Orijinal Adı: La Haine (1995)
Yönetmen: Mathieu Kassovitz
Türü: Suç – Drama
İzlenme Tarihi: 29 Mayıs 2021

La Haine’ı çok uzun zaman önce görmüştüm fakat konusunu bilmediğim için izlemek konusunda acele etmemiştim. Bugün izlememiş olsam filmin konusunu hala ghettoda yaşanan çete savaşları gibi bir şey zannetmeye devam edecektim. Neyse ki içimden bir his bugün bu filmi izlememi sağladı.
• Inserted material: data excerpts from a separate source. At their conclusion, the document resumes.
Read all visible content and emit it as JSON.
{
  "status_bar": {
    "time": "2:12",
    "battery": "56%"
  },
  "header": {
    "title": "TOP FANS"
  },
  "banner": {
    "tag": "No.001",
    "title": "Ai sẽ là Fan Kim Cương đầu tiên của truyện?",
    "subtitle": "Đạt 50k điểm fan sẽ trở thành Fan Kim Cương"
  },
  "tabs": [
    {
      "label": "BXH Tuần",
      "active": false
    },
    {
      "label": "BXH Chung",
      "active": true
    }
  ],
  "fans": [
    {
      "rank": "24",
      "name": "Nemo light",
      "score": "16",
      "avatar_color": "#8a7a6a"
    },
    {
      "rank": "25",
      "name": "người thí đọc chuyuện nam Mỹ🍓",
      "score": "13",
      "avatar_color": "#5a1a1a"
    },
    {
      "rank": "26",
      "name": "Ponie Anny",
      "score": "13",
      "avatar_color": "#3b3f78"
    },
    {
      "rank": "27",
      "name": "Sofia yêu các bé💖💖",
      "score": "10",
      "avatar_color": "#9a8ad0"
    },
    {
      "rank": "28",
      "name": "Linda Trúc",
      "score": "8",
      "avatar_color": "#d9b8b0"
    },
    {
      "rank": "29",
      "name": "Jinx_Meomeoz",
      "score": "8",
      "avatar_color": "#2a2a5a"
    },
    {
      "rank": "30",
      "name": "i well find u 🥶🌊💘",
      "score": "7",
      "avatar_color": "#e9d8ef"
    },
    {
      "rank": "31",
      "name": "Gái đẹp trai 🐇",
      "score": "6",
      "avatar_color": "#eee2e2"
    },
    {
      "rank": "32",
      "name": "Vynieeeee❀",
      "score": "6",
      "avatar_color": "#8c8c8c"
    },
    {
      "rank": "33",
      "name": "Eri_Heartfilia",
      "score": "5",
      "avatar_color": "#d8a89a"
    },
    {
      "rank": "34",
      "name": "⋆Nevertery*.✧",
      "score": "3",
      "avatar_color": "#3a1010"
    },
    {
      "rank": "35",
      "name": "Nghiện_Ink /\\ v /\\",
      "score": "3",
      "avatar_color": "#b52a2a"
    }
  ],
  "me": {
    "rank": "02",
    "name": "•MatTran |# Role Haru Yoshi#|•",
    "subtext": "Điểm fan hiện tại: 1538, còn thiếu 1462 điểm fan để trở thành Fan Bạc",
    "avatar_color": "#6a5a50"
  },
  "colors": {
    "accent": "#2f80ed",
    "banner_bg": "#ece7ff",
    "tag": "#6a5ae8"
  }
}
Her şey sınıfsaldır. İş dünyası, spor, gıda sektörü, eğitim, kentler ve elbette sinema. Bir Fransız banliyösüne bakış attığımız bu filmde, eli silah tutan ‘asayiş’ görevlilerinin toplumun alt kademelerindeki insanlara yaşattığı dehşeti oldukça yakından görebiliyoruz. Toplumun alt tabakalarında yaşama mücadelesi veren halk ve yönetimlerin onlara karşı nasıl tavır takındığını acı bir şekilde hatırlamamızı sağlıyor. Film, bana göre en eğlenceli kısmı olan müze sahnesinde, farklı sosyal statülerdeki insanların ne kadar başka dünyalarda yaşamakta olduklarını alaycı bir dille örneklendiriyor.
Filmin son yarım saatinde, American History X’i izlediğim lise zamanlarını anımsadım. Filmi bitirdikten sonra içine düştüğüm çaresizliği La Haine’in finalinde tekrar yaşadım. Tabii ki üzerinden yaklaşık on sene geçti ve ben bu süreçte büyüdüm. Bu iki yapımın bünyemde yarattığı etki aynı şiddette olamadı. Ancak La Haine’ı o vakitler izlemiş olsaydım eminim beni American History X’ten daha fazla etkilerdi.
Yapıma puanım 8.5/10. Harika bir suç dramasıydı. Belki de bugüne dek izlediklerim arasında en iyisi.